RHB Bank economist Barnabas Gan says the 10Y is set to move towards 5%. “Our end-2023 UST10YR yield forecast remains unchanged at around 5.0% as investors digest the higher-for-longer US Fed Fund Rates into end 2023. In 1H2024, we do not discount the possibility for the UST10YR yield to rise further to 5.5%, with the balance of risks tilted towards 6.0%.”

According to Gan, US core PCE inflation remains elevated and is unlikely to get back to the Fed’s 2% target in 1H2024. Instead, core inflation could rise towards the year-end. “We keep to our forecasts for the Fed Funds Rate to rise to 5.5 – 5.75% in 4Q2023, with the balance of risks tilted towards 5.75 – 6.0% in 1Q2024. The risk-to-reward ratio for UST10YR is hinged upon the widening US federal budget (expected to balloon further vs 2022's US$996 billion deficit),” Gan says in an update on Oct 6.

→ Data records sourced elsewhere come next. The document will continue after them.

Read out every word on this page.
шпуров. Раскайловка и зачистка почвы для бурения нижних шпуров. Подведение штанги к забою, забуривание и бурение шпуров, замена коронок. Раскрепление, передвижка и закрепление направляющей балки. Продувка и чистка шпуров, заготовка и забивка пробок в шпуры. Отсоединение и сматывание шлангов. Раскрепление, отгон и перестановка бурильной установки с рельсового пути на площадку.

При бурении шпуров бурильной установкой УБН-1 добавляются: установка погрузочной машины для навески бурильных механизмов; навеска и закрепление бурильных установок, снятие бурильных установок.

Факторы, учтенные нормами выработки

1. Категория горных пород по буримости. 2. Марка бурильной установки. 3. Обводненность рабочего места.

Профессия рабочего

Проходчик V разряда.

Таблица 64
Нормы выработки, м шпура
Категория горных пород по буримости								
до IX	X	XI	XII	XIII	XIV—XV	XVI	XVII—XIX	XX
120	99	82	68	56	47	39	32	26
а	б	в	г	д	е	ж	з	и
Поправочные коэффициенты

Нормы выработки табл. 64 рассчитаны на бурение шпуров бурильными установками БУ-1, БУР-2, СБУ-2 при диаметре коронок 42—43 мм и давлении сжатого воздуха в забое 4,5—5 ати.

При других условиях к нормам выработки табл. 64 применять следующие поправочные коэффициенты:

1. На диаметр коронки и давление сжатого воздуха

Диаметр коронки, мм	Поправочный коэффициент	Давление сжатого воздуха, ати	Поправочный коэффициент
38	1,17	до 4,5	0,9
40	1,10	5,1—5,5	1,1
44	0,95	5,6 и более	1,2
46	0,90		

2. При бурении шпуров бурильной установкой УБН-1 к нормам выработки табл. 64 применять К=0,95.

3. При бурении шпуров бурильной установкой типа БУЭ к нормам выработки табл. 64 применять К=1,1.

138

Apart from the political machinations in the US House of Representatives that is currently without a House Speaker, the news out of China doesn’t instill confidence. “We remain negative on China given its property market woes and its recovery (if any) appears precarious, while global investors weigh on higher global inflation and a tighter US monetary policy approach,” Gan says.

The Straits Times Index fell 43 points week-on-week to end at 3,174 on Oct 6. Although the index experienced a sell-off mid-week, it rebounded from a low of 3,147, which is a tad below the support area around 3,150. The STI could attempt to move a little higher, but resistance is likely to appear at the flat 100-day moving average at 3,225. Since the STI’s ADX is in the low teens, its movements are likely to be within a range of 3,150 and 3,225.

In past years, October was a skittish month for both stocks and bonds, with notable sell-offs in both. Although the hope is that this time is different, the month hasn’t started well.